Depuis de nombreuses années, en effet, Artelis (ex-Cegecom) a déployé son propre réseau fibre optique au Luxembourg et dans la Grande Région. La société a déboursé des dizaines de millions d’euros. Dix pour la seule année dernière et encore sept prévus cette année. Elle dispose du plus grand réseau à côté de celui des P&T.

«L’EPT vient de lancer son offre Direct Internet Access pour le ultra haut débit à destination des entreprises. Le problème est qu’en tant qu’opérateur alternatif, nous n’avons pas accès à la fibre et nous ne disposons pas de produit de revente pour ces services, s’agace M. Muller. Pour le last mile, je dois me connecter sur un POP (point of presence, ndlr.), mais je n’ai aucune information sur l’endroit où il se trouve. J’ai des clients à qui je ne peux proposer pour l’instant que des débits à 10 Mb et à qui l’EPT propose du 100 Mb. Je n’ai aucun moyen de m’aligner techniquement.»

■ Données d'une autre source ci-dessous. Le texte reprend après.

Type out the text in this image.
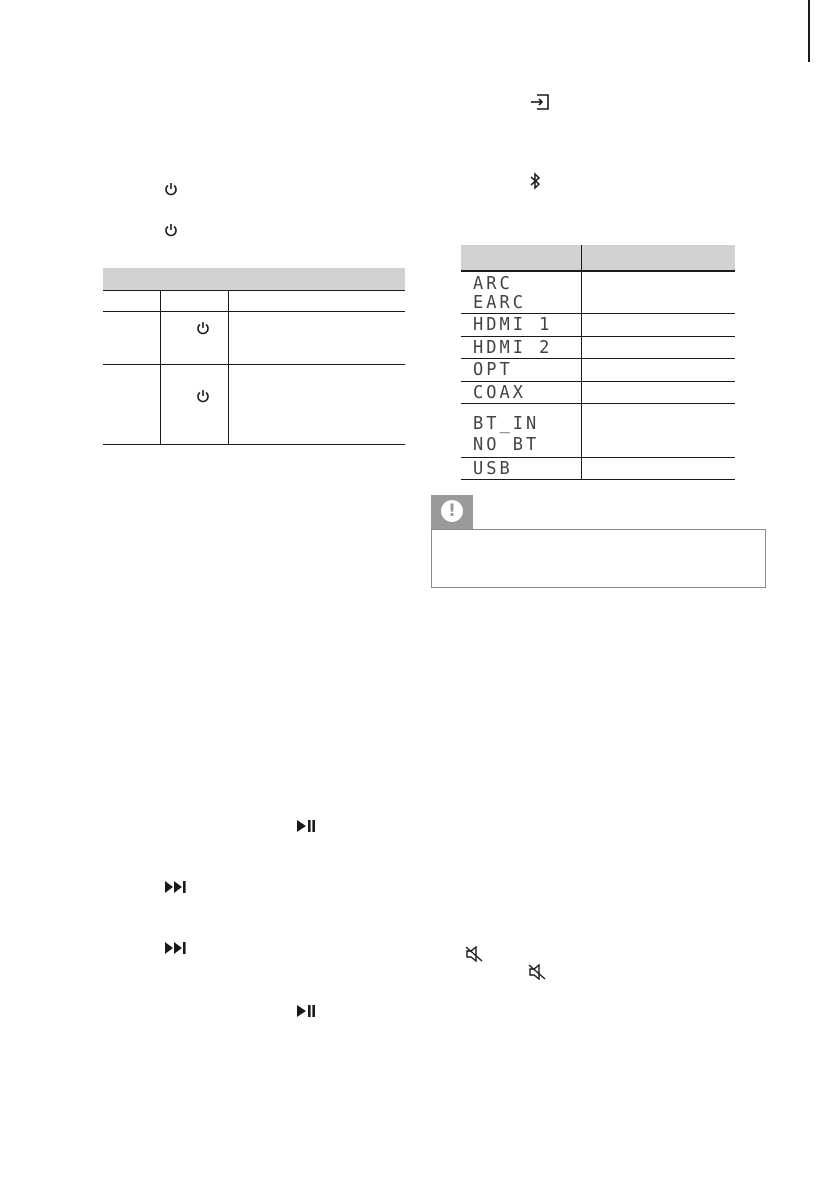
ARC
EARC
HDMI 1
HDMI 2
OPT
COAX
BT_IN
NO BT
USB
!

Les opérateurs alternatifs sont en relation permanente avec l’ILR pour tenter d’obtenir des informations plus précises de la part de l’opérateur historique. Problème: même l’ILR semble se heurter à une certaine inertie de sa part. En octobre, une réunion entre toutes les parties devait permettre d’éclaircir un certain nombre de points. Mais faute d’avoir reçu de la part de l’EPT les réponses à l’ensemble de ses questions, le régulateur a dû se résoudre à programmer une nouvelle réunion, début novembre, afin de laisser le temps nécessaire à l’opérateur pour approfondir ses réponses. Les discussions sont loin d’être terminées…

 

Câblo-opérateur - L’option à 120 Mb

Le gouvernement a-t-il commis une erreur de communication en présentant son plan de déploiement d’Internet à ultra haut débit? Sans doute, à en croire Pascal Dormal, directeur du câblo-opérateur Numericable Belux. «Le gouvernement a essentiellement parlé du réseau de l’Entreprise des P&T, alors le projet se veut au départ technologiquement neutre. Cela a été récemment évoqué et le discours devrait désormais être corrigé, afin de mettre en avant l’émergence de cet ultra haut débit, quelle que soit l’architecture sous-jacente.» Il est vrai que tout, ou presque, tourne autour de la fibre optique.
Or, M. Dormal rappelle que partout dans le monde, les câblo-opérateurs ont été les précurseurs du déploiement de réseaux de 100 Mo de débits, voire plus. «Nous utilisons aussi de la fibre optique, même si l’accès final chez le client se fait au moyen d’un câble coaxial, ce qui, en termes de coûts, s’avère intéressant.»
Aujourd’hui, selon M. Dormal, le «câble» passe devant les habitations de 95% des ménages et plus de trois foyers sur quatre sont déjà raccordés. Problème: le marché des câblo-opérateurs est très fragmenté au Luxembourg avec une multitude de petits acteurs locaux qui ne sont pas toujours à la pointe technologique. Numericable est le seul à proposer une offre de type triple play. Le câblo-opérateur s’apprête même à frapper un grand coup, avec le lancement, en novembre, d’une offre de connexion à 120 Mb pour la totalité de ses quelque 30.000 abonnés.